Dore Gold, a former foreign policy adviser to Netanyahu who heads the Jerusalem Center for Public Affairs, also emphasized the importance to Israel of monitoring “who the opposition is” in Syria to see whether “what looks like a sincere desire for freedom ends up being hijacked by the Muslim Brotherhood.”
“Israel views a lot of the current developments through the prism of the Iranian threat,” Gold added. “It would be unfortunate if Iran becomes the beneficiary of the developments across the Middle East. Iran could face a tremendous strategic loss if the Syrian regime falls and is replaced by a more Western-oriented leadership.”
Shlomo Brom of the Institute for National Security Studies at Tel Aviv University said Israel’s calculations were more complex than that.
“On the one hand,” he said, “Assad has maintained stability. He has kept the border with Israel quiet, and though he has harassed Israel by assisting Hezbollah and Hamas, he reacted cautiously to events such as the bombing of a Syrian nuclear facility that was attributed to Israel. For Israel, he is a known quantity. On the other hand, there is no sympathy for Assad and his links with Iran, Hamas and Hezbollah, and any regime change in Syria will hurt this axis.”
A separate issue is the impasse between Israel and Syria over the occupied Golan Heights, a strategic plateau seized by Israel in the 1967 Middle East war. Attempts to restart peace talks have foundered over Syria’s insistence that Israel commit in advance to withdrawing from the territory, a move Israel has rejected.
“On the bilateral front, it makes no difference who will be in power in Syria,” said Alon Liel, a former director general of Israel’s Foreign Ministry who heads a group advocating Israeli-Syrian peace. “No possible successor to Assad will give the Golan to Israel as a gift.”
Gold, the former Netanyahu adviser, said that given the current turmoil, “you don’t know if you have a partner willing to come to terms,” and that in considering its moves, Israel “will have to err on the side of caution given the total uncertainty it faces, from the Turkish border down to the Suez Canal.”
Still, a change of leadership in Syria or a weakened Assad regime could present opportunities that the United States and Israel should explore when the dust settles, according to Uri Sagi, a former chief of military intelligence who headed the Israeli negotiating team in talks with the Syrians from 1999 to 2000.
“I would suggest that the Americans take advantage of this crisis in order to change the balance here, namely to get the Syrians out of their intimate relationship with Hezbollah on the one hand and the Iranians on the other,” Sagi said.

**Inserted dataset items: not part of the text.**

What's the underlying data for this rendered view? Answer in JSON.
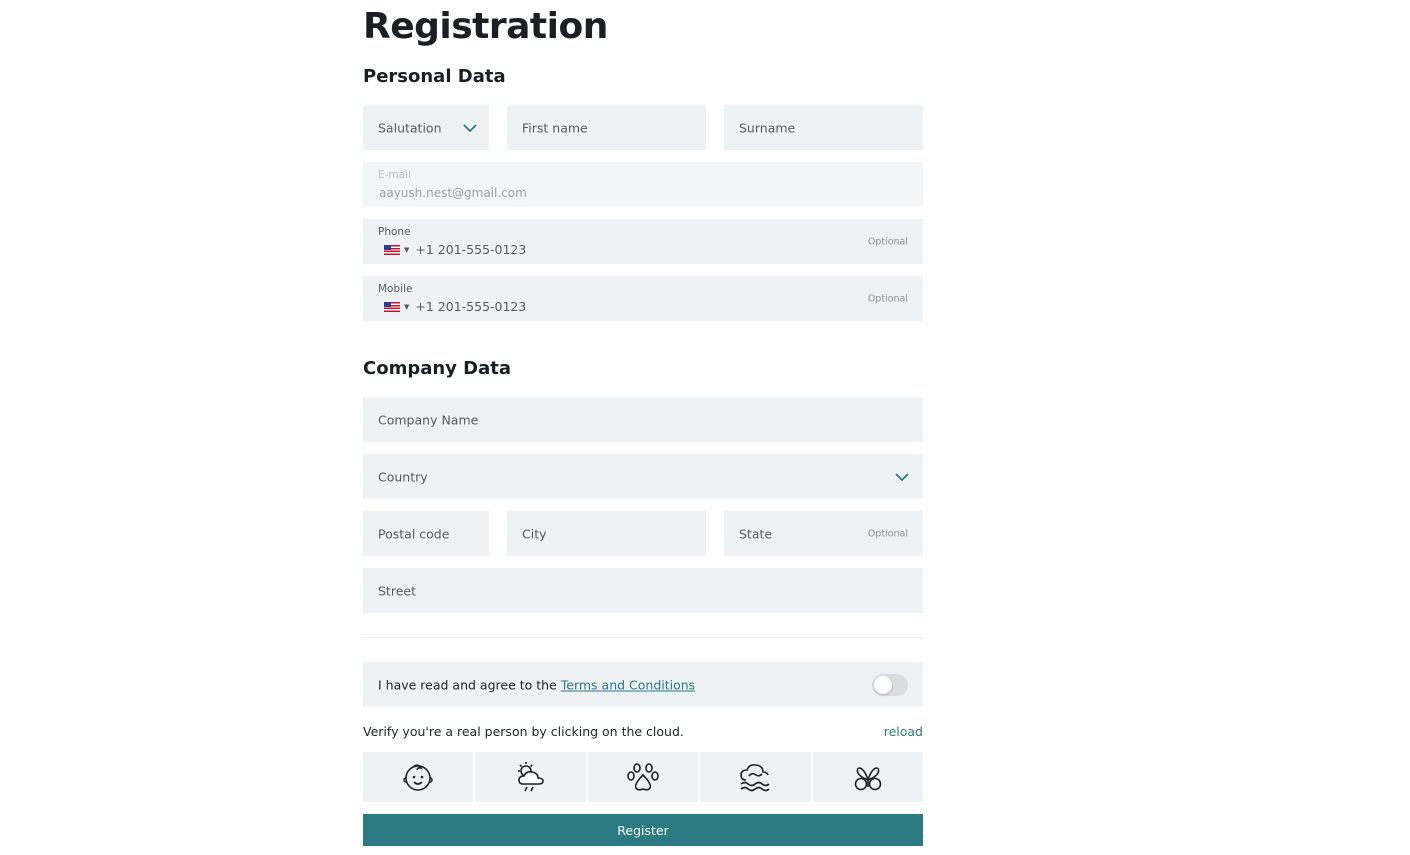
{
  "page": {
    "title": "Registration"
  },
  "personal": {
    "heading": "Personal Data",
    "salutation_placeholder": "Salutation",
    "firstname_placeholder": "First name",
    "surname_placeholder": "Surname",
    "email_label": "E-mail",
    "email_value": "aayush.nest@gmail.com",
    "phone_label": "Phone",
    "phone_value": "+1 201-555-0123",
    "phone_optional": "Optional",
    "mobile_label": "Mobile",
    "mobile_value": "+1 201-555-0123",
    "mobile_optional": "Optional"
  },
  "company": {
    "heading": "Company Data",
    "company_placeholder": "Company Name",
    "country_placeholder": "Country",
    "postal_placeholder": "Postal code",
    "city_placeholder": "City",
    "state_placeholder": "State",
    "state_optional": "Optional",
    "street_placeholder": "Street"
  },
  "terms": {
    "prefix": "I have read and agree to the ",
    "link_label": "Terms and Conditions",
    "toggle_on": false
  },
  "captcha": {
    "prompt": "Verify you're a real person by clicking on the cloud.",
    "reload_label": "reload",
    "icons": [
      "baby-face-icon",
      "sun-cloud-rain-icon",
      "paw-icon",
      "cloud-wave-icon",
      "butterfly-icon"
    ]
  },
  "actions": {
    "register_label": "Register"
  },
  "colors": {
    "accent": "#2c7a82",
    "field_bg": "#eef2f5"
  }
}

That could be done, Sagi said, by “making the Syrians an offer they can’t refuse” of economic and political support that would shore up the stability of the regime in return for realigning its policies.

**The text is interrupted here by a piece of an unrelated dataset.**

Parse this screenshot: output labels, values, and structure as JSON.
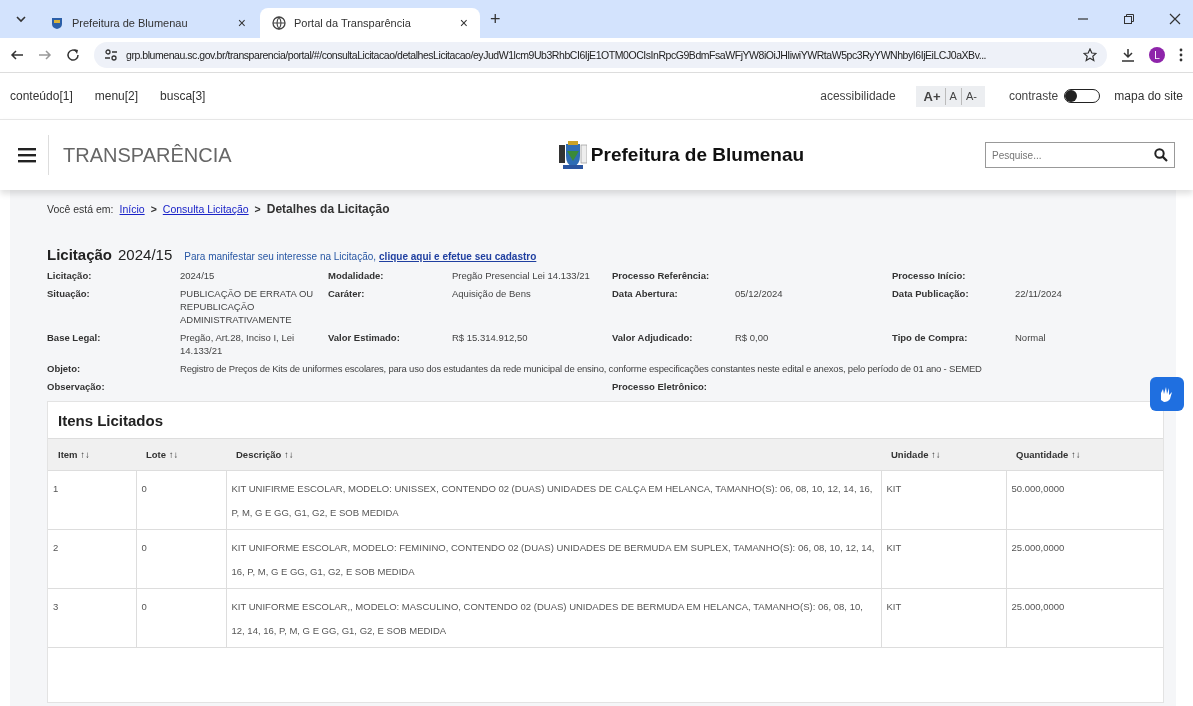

What’s more, he added, it does not appear that the Muslim Brotherhood is driving the current protests or that it would emerge as a dominant force among a population that on the whole is not religiously radicalized.
So “if I were a decision-maker here, I would look to take advantage of the opportunity,” Sagi said of the current unrest. “It is not necessarily bad for Israel.”
Special correspondent Samuel Sockol contributed to this report.